Carlos Moura, empresário e presidente da AHRESP, associação que representa o setor da restauração e turismo, também veio de Lisboa de propósito para prestar a última homenagem ao comendador. Negociou com várias gerações da família e lembra os tempos em que gigante Nestlé acenou a Nabeiro com propostas de compra: “mas o comendador tinha um princípio em que não cedia. Sempre impôs que a fábrica não saísse de Campo Maior”. “Nada é inalterável. Não temos o condão de adivinhar. Mas as raízes são muito profundas”, diz.

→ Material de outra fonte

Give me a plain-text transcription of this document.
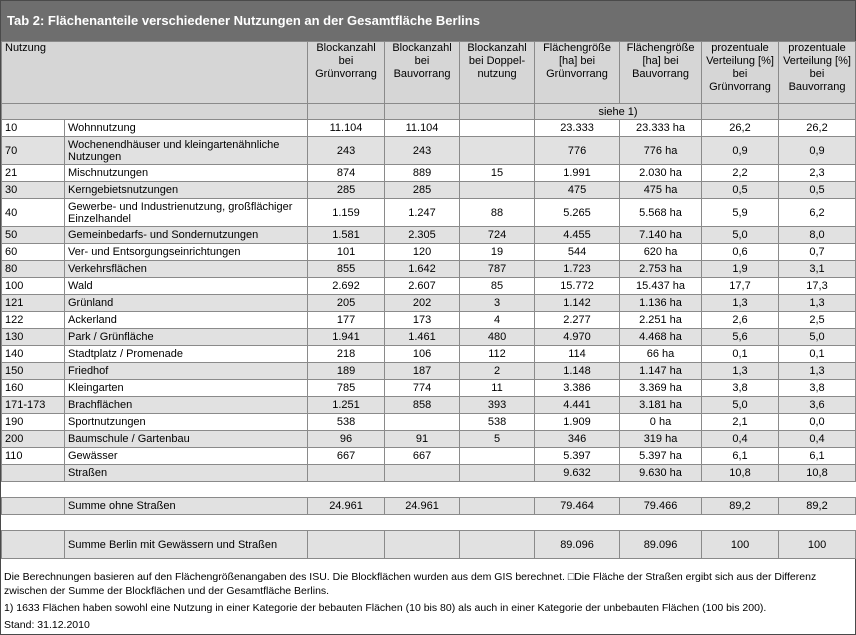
Tab 2: Flächenanteile verschiedener Nutzungen an der Gesamtfläche Berlins
Nutzung		Blockanzahl bei Grünvorrang	Blockanzahl bei Bauvorrang	Blockanzahl bei Doppel-nutzung	Flächengröße [ha] bei Grünvorrang	Flächengröße [ha] bei Bauvorrang	prozentuale Verteilung [%] bei Grünvorrang	prozentuale Verteilung [%] bei Bauvorrang
					siehe 1)			
10	Wohnnutzung	11.104	11.104		23.333	23.333 ha	26,2	26,2
70	Wochenendhäuser und kleingartenähnliche Nutzungen	243	243		776	776 ha	0,9	0,9
21	Mischnutzungen	874	889	15	1.991	2.030 ha	2,2	2,3
30	Kerngebietsnutzungen	285	285		475	475 ha	0,5	0,5
40	Gewerbe- und Industrienutzung, großflächiger Einzelhandel	1.159	1.247	88	5.265	5.568 ha	5,9	6,2
50	Gemeinbedarfs- und Sondernutzungen	1.581	2.305	724	4.455	7.140 ha	5,0	8,0
60	Ver- und Entsorgungseinrichtungen	101	120	19	544	620 ha	0,6	0,7
80	Verkehrsflächen	855	1.642	787	1.723	2.753 ha	1,9	3,1
100	Wald	2.692	2.607	85	15.772	15.437 ha	17,7	17,3
121	Grünland	205	202	3	1.142	1.136 ha	1,3	1,3
122	Ackerland	177	173	4	2.277	2.251 ha	2,6	2,5
130	Park / Grünfläche	1.941	1.461	480	4.970	4.468 ha	5,6	5,0
140	Stadtplatz / Promenade	218	106	112	114	66 ha	0,1	0,1
150	Friedhof	189	187	2	1.148	1.147 ha	1,3	1,3
160	Kleingarten	785	774	11	3.386	3.369 ha	3,8	3,8
171-173	Brachflächen	1.251	858	393	4.441	3.181 ha	5,0	3,6
190	Sportnutzungen	538		538	1.909	0 ha	2,1	0,0
200	Baumschule / Gartenbau	96	91	5	346	319 ha	0,4	0,4
110	Gewässer	667	667		5.397	5.397 ha	6,1	6,1
	Straßen				9.632	9.630 ha	10,8	10,8

	Summe ohne Straßen	24.961	24.961		79.464	79.466	89,2	89,2

	Summe Berlin mit Gewässern und Straßen				89.096	89.096	100	100
Die Berechnungen basieren auf den Flächengrößenangaben des ISU. Die Blockflächen wurden aus dem GIS berechnet. □Die Fläche der Straßen ergibt sich aus der Differenz zwischen der Summe der Blockflächen und der Gesamtfläche Berlins.
1) 1633 Flächen haben sowohl eine Nutzung in einer Kategorie der bebauten Flächen (10 bis 80) als auch in einer Kategorie der unbebauten Flächen (100 bis 200).
Stand: 31.12.2010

Entre os populares, há mesmo quem conte que “o senhor Rui” costumava dizer que, enquanto tivesse os olhos abertos, não ia nada para Lisboa. Os olhos do “senhor Rui” fecharam-se.
Devolver o gesto: as flores
O povo sabe que todas as homenagens serão sempre poucas. E não se preparou para a despedida, mesmo que a idade de Rui Nabeiro implicasse que se começasse a preparar esse cenário. “As pessoas que amamos não têm idade”, dizem. E, talvez por isso, a própria autarquia não tenha planos para, no curto prazo, desenvolver outras formas de homenagem, como admitiu o atual autarca Luís Rosinha à CNN.
Ricardo Pinheiro, hoje deputado, também já assumiu a liderança da Câmara de Campo Maior – tal como “o senhor Rui”, seu antigo patrão, por quem não contém as lágrimas. “Tinha uma forma absolutamente inteligente de olhar para as pessoas e era capaz de lhes tirar o valor sem olhar para os currículos”.
“A maior característica do senhor Rui era a presença diária”, acrescenta. Mas, agora que essa presença física não pode continuar, como fica Campo Maior? Fica com os valores do empresário, que nunca escondeu a vontade de “criar esse valor a partir de Campo Maior”. “A melhor forma de o homenagearmos é sonharmos com muitos projetos”.
E o povo encontrou forma de o homenagear, pelas flores, com dezenas de grinaldas, que vão chegando ao longo do dia. Devolvendo o gesto que o “senhor Rui” sempre tinha quando alguém morria na vila: mal sabia da notícia, fazia questão de ser dos primeiros a estar no velório. Hoje, a terra amada foi pequena para tantos.